Il Nord più esposto alle correnti atlantiche
Situazione differente al Nord, che sarà maggiormente interessato dal flusso di correnti occidentali atlantiche. All’interno di queste correnti si muoveranno sistemi nuvolosi che, secondo gli ultimi dati disponibili, dovrebbero transitare soprattutto a latitudini più settentrionali, interessando i Paesi dell’Europa centro-settentrionale.
L’Italia potrebbe quindi essere solo marginalmente coinvolta, con fasi di locale instabilità sulle Alpi e in alcune zone settentrionali. Una giornata da tenere sotto osservazione è quella di mercoledì 2 settembre, quando potrebbero verificarsi fenomeni più evidenti sulle aree alpine e su parte del Nord.
Dal 1° settembre sole prevalente, ma non mancheranno i rovesci
Martedì 1 settembre, data che convenzionalmente segna l’inizio dell’autunno meteorologico, il tempo dovrebbe mantenersi stabile e in prevalenza soleggiato sulle regioni del Centro-Sud.

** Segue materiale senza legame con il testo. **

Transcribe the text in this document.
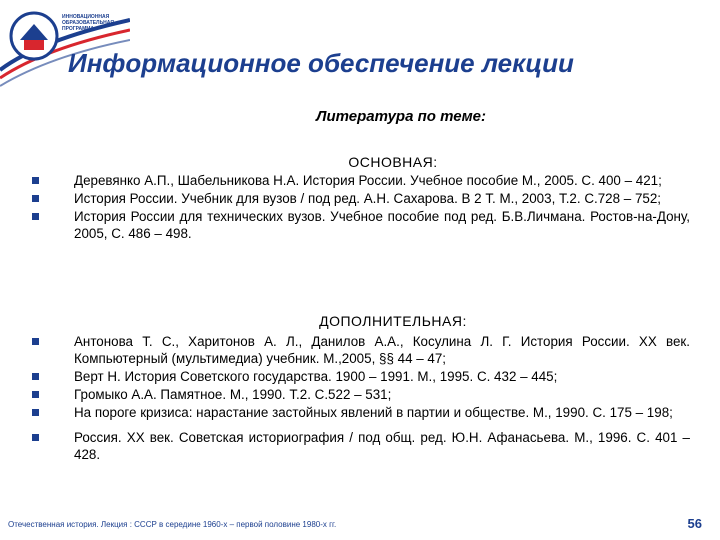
ИННОВАЦИОННАЯ
ОБРАЗОВАТЕЛЬНАЯ
ПРОГРАММА
Информационное обеспечение лекции
Литература по теме:
ОСНОВНАЯ:
Деревянко А.П., Шабельникова Н.А. История России. Учебное пособие М., 2005. С. 400 – 421;
История России. Учебник для вузов / под ред. А.Н. Сахарова. В 2 Т. М., 2003, Т.2. С.728 – 752;
История России для технических вузов. Учебное пособие под ред. Б.В.Личмана. Ростов-на-Дону, 2005, С. 486 – 498.
ДОПОЛНИТЕЛЬНАЯ:
Антонова Т. С., Харитонов А. Л., Данилов А.А., Косулина Л. Г. История России. XX век. Компьютерный (мультимедиа) учебник. М.,2005, §§ 44 – 47;
Верт Н. История Советского государства. 1900 – 1991. М., 1995. С. 432 – 445;
Громыко А.А. Памятное. М., 1990. Т.2. С.522 – 531;
На пороге кризиса: нарастание застойных явлений в партии и обществе. М., 1990. С. 175 – 198;
Россия. XX век. Советская историография / под общ. ред. Ю.Н. Афанасьева. М., 1996. С. 401 – 428.
Отечественная история. Лекция : СССР в середине 1960-х – первой половине 1980-х гг.	56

Non si esclude tuttavia la formazione di isolati rovesci pomeridiani sui rilievi di Basilicata e Calabria. Al Nord prevarrà il sole, anche se il passaggio di qualche annuvolamento potrebbe favorire brevi rovesci o temporali sulle Alpi centro-orientali, con un basso rischio di coinvolgimento delle pianure.
Le temperature non dovrebbero registrare variazioni particolarmente significative.
Nessuna perturbazione organizzata almeno fino al 5 settembre
Nei giorni successivi, probabilmente fino a sabato 5 settembre, al momento non sono previsti passaggi di perturbazioni organizzate sull’Italia. La tendenza resta comunque soggetta ai prossimi aggiornamenti meteorologici.
L’avvio di settembre dovrebbe dunque mantenere condizioni ancora calde, soprattutto nelle regioni meridionali e sulle Isole, ma con un’intensità decisamente meno estrema rispetto all’ondata di calore degli ultimi giorni.